Desde hace años nos acostumbrados a dar de merendar a los niños como una obligación, sin embargo nosotros los adultos nos hemos olvidado de esta parte importante de nuestra alimentación.
A través de los años y de la modernización de la industria alimentaria hemos adoptado un nuevo estilo de vida y de alimentación ‘rápida' en todos los sentidos. Nos saltamos el desayuno por ‘falta de tiempo', hacemos una comida muy abundante, rica en grasas y carbohidratos (azúcares) como arroz, pasta, carnes fritas y guisadas; luego, muchas veces no merendamos por falta de tiempo, o lo que es peor, comemos lo que ‘encontramos' en la nevera, ya sea quesos, embutidos, dulces, papitas, entre otras cosas ricas también en grasas y azúcares. Ya a la hora de la cena muchas veces nos decidimos nueva vez por la comida rápida: Hamburguesas, Pizza, Hot Dogs, etc.
Todo lo anterior se traduce en una dieta rica en calorías y pobre en vitaminas, minerales y fibra que son muy importantes. La merienda es una oportunidad para mejorar esto, balanceando nuestra dieta diaria e introducir importantes nutrientes.
De la merienda debemos saber que:
- Saltarnos una comida como la merienda, además de ralentizar nuestro metabolismo y la quema de calorías, nos hace sentir débiles y sin ánimo para nuestras actividades diarias.
- Debemos realizar por lo menos 3 comidas importantes al día y 2 meriendas saludables, una en la mañana y una a media tarde para evitar pasar hambre y asegurar todos los nutrientes que nuestro organismo necesita.
- La merienda debe ser planificada con antelación: Así evitamos la tentación decomer desproporcionalmente y tenemos a mano opciones saludables.
- Cuando merendamos podemos introducir nutrientes muy importantes como las vitaminas, los minerales y la fibra.
- Podemos balancear mucho más nuestra dieta diaria, y así, cuando hemos comido poco al mediodía, podemos aumentar la cantidad de merienda en la tarde o viceversa.
- Debemos evitar comer impulsivamente, sobre todo por la noche, y picar comidas muy calóricas y poco sanas.
- Repartir los nutrientes entre varias comidas hace más ligera cada una de ellas y nunca se pasa hambre.
- Nos asegura la energía necesaria para rendir física e intelectualmente hasta la noche.
Como podemos ver la merienda es una comida importante, pero en general debemos cuidarnos y ser exigentes con nuestra salud y sobre todo cuidar nuestra alimentación, porque un aumento de peso conlleva a sufrir muchas enfermedades como la diabetes, la hipertensión, problemas del corazón, aumento del colesterol, dolores de rodilla y disminución de nuestra calidad de vida.
Ahora bien, ¿cuáles son opciones de merienda saludable?

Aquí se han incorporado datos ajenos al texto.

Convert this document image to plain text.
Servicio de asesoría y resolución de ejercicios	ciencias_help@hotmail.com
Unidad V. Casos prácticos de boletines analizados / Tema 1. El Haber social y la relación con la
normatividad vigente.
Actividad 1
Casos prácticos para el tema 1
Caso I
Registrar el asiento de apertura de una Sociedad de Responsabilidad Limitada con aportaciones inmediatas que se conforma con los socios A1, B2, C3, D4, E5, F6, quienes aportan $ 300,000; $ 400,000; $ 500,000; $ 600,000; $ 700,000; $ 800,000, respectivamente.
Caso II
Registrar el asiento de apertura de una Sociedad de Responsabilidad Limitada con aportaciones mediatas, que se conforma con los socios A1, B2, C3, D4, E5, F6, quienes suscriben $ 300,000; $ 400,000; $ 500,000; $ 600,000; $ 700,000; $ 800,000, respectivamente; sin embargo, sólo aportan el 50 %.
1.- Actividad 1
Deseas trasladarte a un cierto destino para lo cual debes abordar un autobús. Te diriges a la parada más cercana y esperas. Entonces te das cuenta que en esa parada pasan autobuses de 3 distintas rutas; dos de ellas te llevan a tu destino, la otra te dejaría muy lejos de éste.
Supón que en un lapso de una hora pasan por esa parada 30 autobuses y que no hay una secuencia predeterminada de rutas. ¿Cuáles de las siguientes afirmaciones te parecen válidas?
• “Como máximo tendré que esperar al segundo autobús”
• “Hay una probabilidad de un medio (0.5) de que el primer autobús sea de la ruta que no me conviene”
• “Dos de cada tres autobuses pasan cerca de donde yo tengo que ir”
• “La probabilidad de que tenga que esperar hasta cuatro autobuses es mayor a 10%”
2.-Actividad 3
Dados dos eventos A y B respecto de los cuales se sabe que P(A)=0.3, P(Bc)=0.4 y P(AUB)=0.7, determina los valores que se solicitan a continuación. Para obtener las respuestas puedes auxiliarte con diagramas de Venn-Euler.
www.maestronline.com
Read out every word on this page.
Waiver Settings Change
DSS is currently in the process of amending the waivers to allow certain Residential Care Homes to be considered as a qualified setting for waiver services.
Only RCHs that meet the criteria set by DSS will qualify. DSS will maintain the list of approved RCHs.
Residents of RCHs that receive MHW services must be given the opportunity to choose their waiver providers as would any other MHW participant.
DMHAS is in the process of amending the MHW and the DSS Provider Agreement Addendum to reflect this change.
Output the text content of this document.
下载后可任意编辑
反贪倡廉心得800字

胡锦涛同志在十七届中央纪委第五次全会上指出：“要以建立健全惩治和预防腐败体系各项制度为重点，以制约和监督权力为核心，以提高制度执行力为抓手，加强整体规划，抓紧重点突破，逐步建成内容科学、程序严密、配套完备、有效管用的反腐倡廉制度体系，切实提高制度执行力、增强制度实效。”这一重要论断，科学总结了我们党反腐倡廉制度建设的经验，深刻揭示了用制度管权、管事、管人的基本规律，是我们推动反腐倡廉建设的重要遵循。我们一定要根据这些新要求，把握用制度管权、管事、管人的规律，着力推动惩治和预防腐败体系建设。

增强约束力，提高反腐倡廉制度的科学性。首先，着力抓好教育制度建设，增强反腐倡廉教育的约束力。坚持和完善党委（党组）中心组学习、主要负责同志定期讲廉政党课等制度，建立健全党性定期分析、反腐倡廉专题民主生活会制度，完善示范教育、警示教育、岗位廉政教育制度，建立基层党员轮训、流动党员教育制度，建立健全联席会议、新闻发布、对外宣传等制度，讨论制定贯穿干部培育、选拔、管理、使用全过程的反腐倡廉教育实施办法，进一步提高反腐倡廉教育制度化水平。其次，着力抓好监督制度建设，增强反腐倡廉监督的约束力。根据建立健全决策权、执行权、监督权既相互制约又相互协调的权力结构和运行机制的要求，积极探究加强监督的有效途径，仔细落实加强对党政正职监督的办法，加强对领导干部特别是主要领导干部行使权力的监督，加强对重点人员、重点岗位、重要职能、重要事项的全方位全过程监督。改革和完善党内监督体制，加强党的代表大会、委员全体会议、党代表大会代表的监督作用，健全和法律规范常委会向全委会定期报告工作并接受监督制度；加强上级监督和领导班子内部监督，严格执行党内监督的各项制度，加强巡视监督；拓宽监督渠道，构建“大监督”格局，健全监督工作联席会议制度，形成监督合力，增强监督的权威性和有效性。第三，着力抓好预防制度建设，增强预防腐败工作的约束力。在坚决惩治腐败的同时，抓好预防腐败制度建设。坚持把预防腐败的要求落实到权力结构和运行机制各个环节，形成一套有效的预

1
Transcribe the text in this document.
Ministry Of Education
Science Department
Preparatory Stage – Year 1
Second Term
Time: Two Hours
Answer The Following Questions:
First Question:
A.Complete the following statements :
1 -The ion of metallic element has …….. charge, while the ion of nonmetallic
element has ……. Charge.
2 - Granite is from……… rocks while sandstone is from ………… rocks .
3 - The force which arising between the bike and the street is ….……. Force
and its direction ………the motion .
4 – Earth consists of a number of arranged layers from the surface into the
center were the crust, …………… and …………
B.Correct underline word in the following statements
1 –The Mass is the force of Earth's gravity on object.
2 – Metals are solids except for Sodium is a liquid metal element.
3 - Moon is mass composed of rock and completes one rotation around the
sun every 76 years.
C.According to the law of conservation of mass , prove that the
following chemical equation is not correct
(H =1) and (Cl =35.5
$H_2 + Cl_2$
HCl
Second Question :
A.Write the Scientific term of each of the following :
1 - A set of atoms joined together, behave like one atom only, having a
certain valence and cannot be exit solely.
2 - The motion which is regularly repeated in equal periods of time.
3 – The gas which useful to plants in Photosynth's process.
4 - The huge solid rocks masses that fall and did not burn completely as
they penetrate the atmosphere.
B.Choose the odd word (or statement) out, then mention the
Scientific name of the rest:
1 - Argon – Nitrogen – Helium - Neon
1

A continuación presentamos algunas ideas.
- Fruta fresca: Es muy fácil de llevar, incluso al trabajo, una manzana, melocotón, guineo o mandarina, estos tienen menos de 85 Kcal y nos pueden quitar la ansiedad por el dulce.
- Productos lácteos: Son ricos en calcio; yogurt descremado, mini batidas con leche descremada y vainilla podrían ser opciones.
- Frutos secos: Un puñado de almendras, nueces, dátiles, ciruelas pasas, estas son ricas en fibras y ayudan a controlar el colesterol.
- Galletas integrales o barras de granola: Son también ricas en fibras y nos ayudan a controlar la ansiedad pero se deben consumir con moderación porque pueden ser altas en calorías. Se recomienda de 2 a 3 galletas integrales o 1 barra de granola por día.
- Proteínas: Aquellas personas que tengan mucha hambre pueden optar por comer tuna en agua, 1 lonja de jamón bajo en calorías y queso bajo en grasas, se puede acompañar de una tostada integral.
- Chocolate Negro: Aquellas personas que sienten pasión por el chocolate o el dulce pueden comer 2 onzas de chocolate negro, galletas integrales que vienen con chispitas de chocolate. Sin embargo esto se recomienda en personas que tienen una vida diaria activa, ya que las personas sedentarias pueden engordar si toman esta merienda varias veces por semana.
- Jugos naturales y tés: Es recomendable evitar los jugos envasados y los refrescos ya que estos contienen abundantes azúcares y preservativos dañinos para la salud. Es preferible hacer jugos naturales caseros, podrían ser de limón, naranja o batidas de fresa con agua y endulzarlos con edulcorantes. Otra opción es el té en todas sus variedades por que nos van a saciar; además muchos tienen vitaminas e incluso antioxidantes como el té verde.